Dollive S, Peterfreund GL, Sherrill-Mix S, Bittinger K, Sinha R, Hoffmann C, Nabel CS, Hill DA, Artis D, Bachman MA, Custers-Allen R, Grunberg S, Wu GD, Lewis JD, Bushman FD. A tool kit for quantifying eukaryotic rRNA gene sequences from human microbiome samples. Genome Biol. 2012 Jul 3;13(7):R60. doi: 10.1186/gb-2012-13-7-r60.

Installion

To install BROCC, run this command in the current directory.

pip install .

BROCC has two methods of looking up taxon names: it can use a local copy of the NCBI taxonomy, or it can use NCBI's E-utilities to ask for names over the web. Using a local copy of the NCBI taxonomy is much faster and more reliable. To prepare this taxonomy database, use the command:

create_local_taxonomy_db.py

You will need about 5G for the taxonomy databaase, which is stored at ~/.brocc/taxonomy.db by default.

Running

The BROCC classifier takes BLAST results as input, using output format 7 (see BLAST documentation).
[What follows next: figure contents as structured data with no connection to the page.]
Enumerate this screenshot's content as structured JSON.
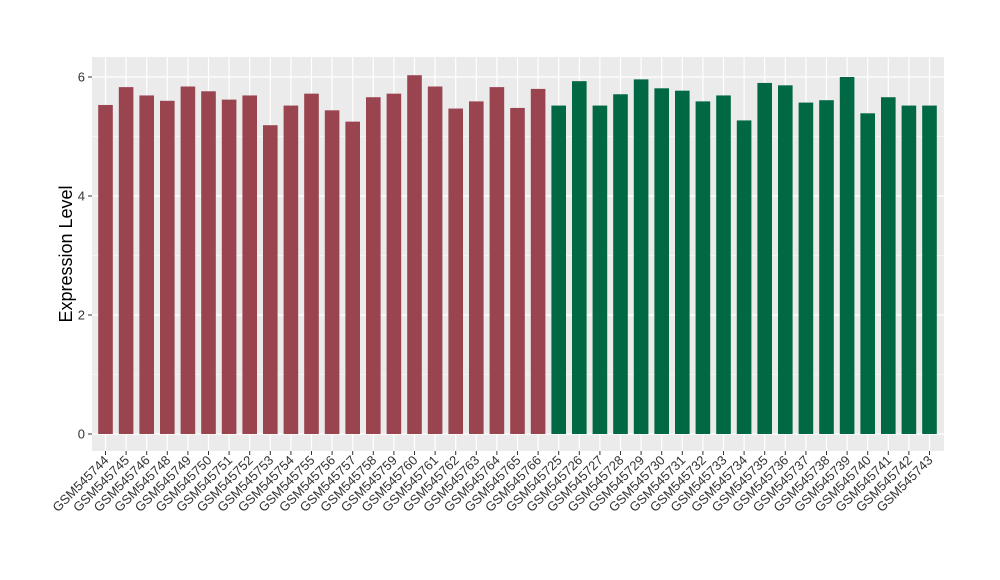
{
  "chart_data": {
    "type": "bar",
    "title": "",
    "xlabel": "",
    "ylabel": "Expression Level",
    "ylim": [
      0,
      6.15
    ],
    "yticks": [
      0,
      2,
      4,
      6
    ],
    "grid": true,
    "legend": "none",
    "colors": {
      "group1": "#9a4450",
      "group2": "#006843",
      "panel": "#ebebeb",
      "grid": "#ffffff"
    },
    "categories": [
      "GSM545744",
      "GSM545745",
      "GSM545746",
      "GSM545748",
      "GSM545749",
      "GSM545750",
      "GSM545751",
      "GSM545752",
      "GSM545753",
      "GSM545754",
      "GSM545755",
      "GSM545756",
      "GSM545757",
      "GSM545758",
      "GSM545759",
      "GSM545760",
      "GSM545761",
      "GSM545762",
      "GSM545763",
      "GSM545764",
      "GSM545765",
      "GSM545766",
      "GSM545725",
      "GSM545726",
      "GSM545727",
      "GSM545728",
      "GSM545729",
      "GSM545730",
      "GSM545731",
      "GSM545732",
      "GSM545733",
      "GSM545734",
      "GSM545735",
      "GSM545736",
      "GSM545737",
      "GSM545738",
      "GSM545739",
      "GSM545740",
      "GSM545741",
      "GSM545742",
      "GSM545743"
    ],
    "values": [
      5.53,
      5.83,
      5.69,
      5.6,
      5.84,
      5.76,
      5.62,
      5.69,
      5.19,
      5.52,
      5.72,
      5.44,
      5.25,
      5.66,
      5.72,
      6.03,
      5.84,
      5.47,
      5.59,
      5.83,
      5.48,
      5.8,
      5.52,
      5.93,
      5.52,
      5.71,
      5.96,
      5.81,
      5.77,
      5.59,
      5.69,
      5.27,
      5.9,
      5.86,
      5.57,
      5.61,
      6.0,
      5.39,
      5.66,
      5.52,
      5.52
    ],
    "group": [
      1,
      1,
      1,
      1,
      1,
      1,
      1,
      1,
      1,
      1,
      1,
      1,
      1,
      1,
      1,
      1,
      1,
      1,
      1,
      1,
      1,
      1,
      2,
      2,
      2,
      2,
      2,
      2,
      2,
      2,
      2,
      2,
      2,
      2,
      2,
      2,
      2,
      2,
      2,
      2,
      2
    ]
  }
}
The following BLAST parameters are found to work best for amplicon-based sequence sets:

blastn -query <SEQUENCES (FASTA FORMAT)> -evalue 1e-5 -outfmt 7 -db nt -out <BLAST RESULTS> -num_threads 8 -max_target_seqs 100

The BROCC program requires two input files and the name of an output directory:

brocc.py -i <SEQUENCES (FASTA FORMAT)> -b <BLAST RESULTS> -o <OUTPUT DIRECTORY>

brocc.py outputs a QIIME-formated taxonomy map and a couple of log files, giving details on the voting.

Settings

The BROCC command has several options for consensus formation:

The defaults are currently set for the ITS1 gene, because these settings seem to work well over several different amplicons. The minimum identity defaults for ITS1 are 95.2% at the species level and 83.05% at the genus level (taken from Liggenstoffer et al). For 18S, settings of 99.0% at the species level and 96.0% at the genus level seem to produce the most accurate and stable assignments.